Cruzamos el rio Genil entre álamos. Guadalix es un punto de inflexión: aparecen las montañas terrosas, primero rojizas, bajo las que han cavado cuevas para vivir, y luego cenicientas y de yeso. El firme de la carretera está muy estropeado y lo arreglan bajando el límite de velocidad. Calor. Tabernas. Minijólibu. Miles de dificios de plástico blanco, unos pegados a otros dejando solo libres las carreteras. Llegamos a comer al Emigrante. Ramón nos clava. Menos mal que nos da buenas noticias de Pepe Luí, al que operaron, hicieron el trasplante con éxito y anda por ahí dando la lata (aunque ya no tanta).
La habitación usa dos balcones hacia el mar, uno en el dormitorio y otro en una pequeña salita. Después de una siesta nos vamos al Playazo, a la calita que hay bajo el castillo de San Ramón, que es más divertida de dibujar y la gente se empelota para tomar el sol. Ya no queda casi nada de aquel espíritu hippie que tuvo este sitio en décadas anteriores, la estética de los bares ya ni lo quiere ni aparentar.

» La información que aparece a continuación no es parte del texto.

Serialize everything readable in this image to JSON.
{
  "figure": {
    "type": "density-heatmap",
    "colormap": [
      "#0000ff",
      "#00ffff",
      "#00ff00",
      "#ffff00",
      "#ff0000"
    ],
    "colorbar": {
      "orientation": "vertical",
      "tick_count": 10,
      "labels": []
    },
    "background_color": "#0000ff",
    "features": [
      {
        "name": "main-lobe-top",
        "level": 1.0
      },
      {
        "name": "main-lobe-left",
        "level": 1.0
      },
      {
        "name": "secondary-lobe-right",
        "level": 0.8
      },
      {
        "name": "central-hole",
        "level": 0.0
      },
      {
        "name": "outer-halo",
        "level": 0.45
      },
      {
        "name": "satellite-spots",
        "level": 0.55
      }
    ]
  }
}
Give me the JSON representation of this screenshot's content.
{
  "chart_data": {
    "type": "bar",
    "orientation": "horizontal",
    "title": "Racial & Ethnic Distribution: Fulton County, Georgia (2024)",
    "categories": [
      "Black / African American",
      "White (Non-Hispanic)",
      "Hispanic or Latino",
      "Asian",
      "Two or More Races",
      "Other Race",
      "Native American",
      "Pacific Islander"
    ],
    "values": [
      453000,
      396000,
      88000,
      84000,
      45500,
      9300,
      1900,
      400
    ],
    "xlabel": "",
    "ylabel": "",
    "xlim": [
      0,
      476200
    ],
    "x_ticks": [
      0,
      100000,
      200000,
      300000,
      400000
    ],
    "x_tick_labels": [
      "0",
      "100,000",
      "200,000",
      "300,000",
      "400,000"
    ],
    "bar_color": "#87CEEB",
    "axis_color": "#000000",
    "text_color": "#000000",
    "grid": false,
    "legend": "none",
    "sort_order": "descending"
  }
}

Así, lo que más llama la atención es que los bares van adueñándose de las aceras públicas y los edificios van ganando altura. El Cinto de Rodalquilar pilló su acera, todos los locales de la plaza de San José se comieron unos metros, aparecieron nuevos restaurantes en los altos de los edificios del puerto, crecieron casas sobre las rocas... el insolente camarero de La Ola me dice que les ha costado mucho poner esa terraza nueva sobre el acantilado, cohechos y eso, dice medio en broma. Cuando él nació yo ya me comía sus calamares y sus taberneros.
Nos olvidamos de todo con este sol que acaricia, con esta luz. Disfrutamos otra vez de este lugar marciano casi desértico. Del balanceo de las barcas amarradas en la Isleta, con un fondo de escullos, el castillo de San Felipe y, detrás, los frailes picudos. El agua se pone morada y densa y una brisa nos refresca.
Nos tomamos algo frente a la playa de San José, con una temperatura inmejorable. Un guiri barbudo vino mal informado y toca su guitarra y canta Redemption song de Bob Marley al estilo de You, como lo llamaba Pepe Luí en aquellos tiempos de tripis en la playa. ¿No me ayudaréis a cantar canciones de libertad?